The material presented
here is not Al-Anon Conference Approved Literature. It is a method
to exchange
information, ideas, feelings, problems and solutions on a personal
level.
long time no posts for me...anyway...hope all is well with everyone...hope things are getting better continuously
i am in a funk right now because my family...my life...and the woman i am with are all out of whack...or should i say i am out of wack
hating myself...hating others but playing the game and practicing patience and progress
started my new job...a family owned place but something is seriously wrong there...dead gohsts and step parent trying to take control...sort of hamlets story
and i am ready to kill or destroy..metaphorically that is
there is no light at the end of this tunnel...which is why i have been saying for a long time its time to get bought out and leave the state...at this point maybe even leave the country...the girlfriend..this life...start something new...more well planned and enthusiastic
anyway..going on four months sober..which is a great thing..seeing and thinking that much more clearer and dealing with the family business and the dynamics that go with it...soberly clearly and angrily...but held in check
i am v3ry very very held in check these days and using a higher power as well as the soul of my dead fathr to my advantage evry day
my thinking on my a has become my needs over hers...boundaries and not falling into the game...i have been doing much much much better...but i aient were i want to be but exactly were i need to be
but as always i want and need more..more truth more creativity and less..much much much less control
good prayers to all...keep coming back..is surely does work
Charles, Progress, baby steps, work the program, go to meetings, focus on yourself, set boundaries, detachment, all one day at a time. So much easier said than done, but so much better than the alternative.

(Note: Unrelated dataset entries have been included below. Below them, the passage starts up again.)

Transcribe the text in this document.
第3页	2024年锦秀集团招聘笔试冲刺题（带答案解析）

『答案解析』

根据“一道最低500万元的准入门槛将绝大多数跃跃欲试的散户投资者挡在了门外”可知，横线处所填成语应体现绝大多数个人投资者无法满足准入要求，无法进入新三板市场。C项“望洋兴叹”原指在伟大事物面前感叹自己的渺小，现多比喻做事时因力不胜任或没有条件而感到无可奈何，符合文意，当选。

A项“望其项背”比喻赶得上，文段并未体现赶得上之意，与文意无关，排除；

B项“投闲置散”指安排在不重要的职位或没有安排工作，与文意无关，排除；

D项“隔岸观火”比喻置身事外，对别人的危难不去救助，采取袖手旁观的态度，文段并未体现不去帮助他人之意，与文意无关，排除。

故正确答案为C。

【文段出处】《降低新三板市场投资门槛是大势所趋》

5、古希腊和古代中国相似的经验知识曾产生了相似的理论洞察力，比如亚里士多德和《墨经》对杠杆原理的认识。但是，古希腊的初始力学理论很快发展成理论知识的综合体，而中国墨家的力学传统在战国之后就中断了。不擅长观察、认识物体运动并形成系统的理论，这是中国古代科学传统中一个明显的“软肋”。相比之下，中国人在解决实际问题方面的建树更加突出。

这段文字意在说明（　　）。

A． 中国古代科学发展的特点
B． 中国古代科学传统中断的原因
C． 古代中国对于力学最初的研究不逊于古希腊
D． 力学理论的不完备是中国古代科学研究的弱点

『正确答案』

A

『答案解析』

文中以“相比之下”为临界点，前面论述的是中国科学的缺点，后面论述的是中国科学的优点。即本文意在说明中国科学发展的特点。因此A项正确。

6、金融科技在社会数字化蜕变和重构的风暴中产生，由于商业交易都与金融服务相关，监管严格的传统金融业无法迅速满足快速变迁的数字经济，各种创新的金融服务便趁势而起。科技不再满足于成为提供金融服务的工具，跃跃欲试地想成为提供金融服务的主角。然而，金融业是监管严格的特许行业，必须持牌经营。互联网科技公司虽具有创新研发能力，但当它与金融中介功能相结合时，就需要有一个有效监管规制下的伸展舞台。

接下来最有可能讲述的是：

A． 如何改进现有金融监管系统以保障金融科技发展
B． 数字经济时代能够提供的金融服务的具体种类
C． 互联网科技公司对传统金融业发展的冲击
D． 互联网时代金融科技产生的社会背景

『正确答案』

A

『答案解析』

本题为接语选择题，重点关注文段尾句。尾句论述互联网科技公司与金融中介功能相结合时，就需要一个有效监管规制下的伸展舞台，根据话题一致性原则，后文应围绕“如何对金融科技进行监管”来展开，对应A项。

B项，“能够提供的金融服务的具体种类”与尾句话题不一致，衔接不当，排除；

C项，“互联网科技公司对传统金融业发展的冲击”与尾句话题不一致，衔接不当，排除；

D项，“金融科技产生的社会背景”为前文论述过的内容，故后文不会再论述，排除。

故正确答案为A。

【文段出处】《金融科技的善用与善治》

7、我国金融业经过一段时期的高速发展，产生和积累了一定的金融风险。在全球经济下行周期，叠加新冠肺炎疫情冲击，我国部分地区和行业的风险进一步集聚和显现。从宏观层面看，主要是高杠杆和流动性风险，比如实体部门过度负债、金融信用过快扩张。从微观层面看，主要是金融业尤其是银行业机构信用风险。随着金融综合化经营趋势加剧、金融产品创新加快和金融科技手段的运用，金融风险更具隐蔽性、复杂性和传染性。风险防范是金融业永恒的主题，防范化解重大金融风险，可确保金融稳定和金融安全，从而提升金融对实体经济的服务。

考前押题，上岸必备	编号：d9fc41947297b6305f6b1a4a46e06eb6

Look back to where you were and where you are. You have made lots of progress in your recovery. I can say the very same for myself. Thank goodness no one is ever a graduate of this program. We just have to keep learning and using the tools of this program in our everyday lives.
I got to the point that merry-go-round music use to neauseate me. I have never ridden another one of them since I've been in recovery. I know it was just a metaphor of the round and round of life and maybe just too good a metaphor. What works for me today is stay on the attitude of gratitude and let the negative stuff alone. I use to also think that being in recovery also mean't that I needed to have a horror story in order to belong. Not! ...and then I learned how to laugh in life at life and myself. Get better Charles it feels soooo much nicer.
I once read in a book, written by a very wise person, that "what you think about expands."
I now see that to be true. If I think of all the crap that is going on around me, I seem to see more of it. If I focus on what is good around me and think of things of how I want them to be in the future, I see more of it and feel great.